Keywords: benchmark, nlp, LLMs, evaluation, entity linking, knowledge graph, cultural entities
TL;DR: This work introduces a benchmark and evaluation framework to measure how well LLMs understand Latin American entities using knowledge graphs and probing methods, revealing consistent performance gaps compared to other regions.
Abstract: Large Language Models (LLMs) achieve strong results on general knowledge benchmarks, yet their coverage of region-specific entities—particularly from Latin America—remains limited. To address this gap, we propose CHOCLO, an entity-centric methodology for evaluating LLM knowledge of culturally relevant entities in Latin America.
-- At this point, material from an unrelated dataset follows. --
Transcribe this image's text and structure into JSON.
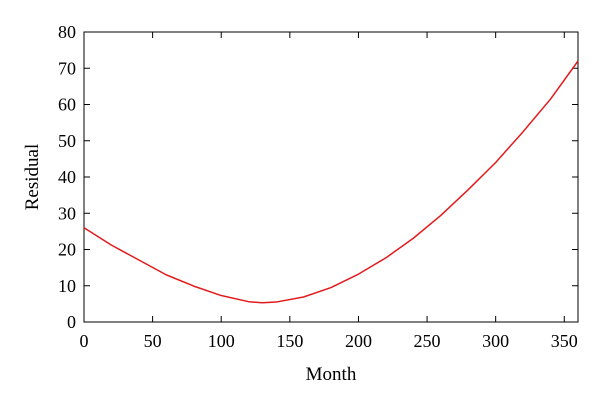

The methodology extracts structured facts from domain-specific resources and organizes them into knowledge graphs spanning nine categories, resulting in more than 44,000 entities and 130,000 questions. Evaluation is carried out through two complementary strategies. The first computes factual scores using LLM-as-a-judge as a measure of accuracy. The second trains probing models that predict these scores directly from LLM embeddings, enabling generation-free evaluation. Results consistently show a regional disparity: GPT-5 and GPT-3.5 score markedly lower on Latin American entities compared to the U.S. and Europe, while models such as Mistral, DeepSeek, and QWEN underperform across all regions. Category-level analysis further reveals that fauna, flora, and traditions are comparatively better represented, whereas public figures and objects show the largest deficits. CHOCLO thus exposes systematic disparities in how LLMs encode Latin American knowledge and provides a step toward culturally inclusive benchmarks that support fairer global evaluation.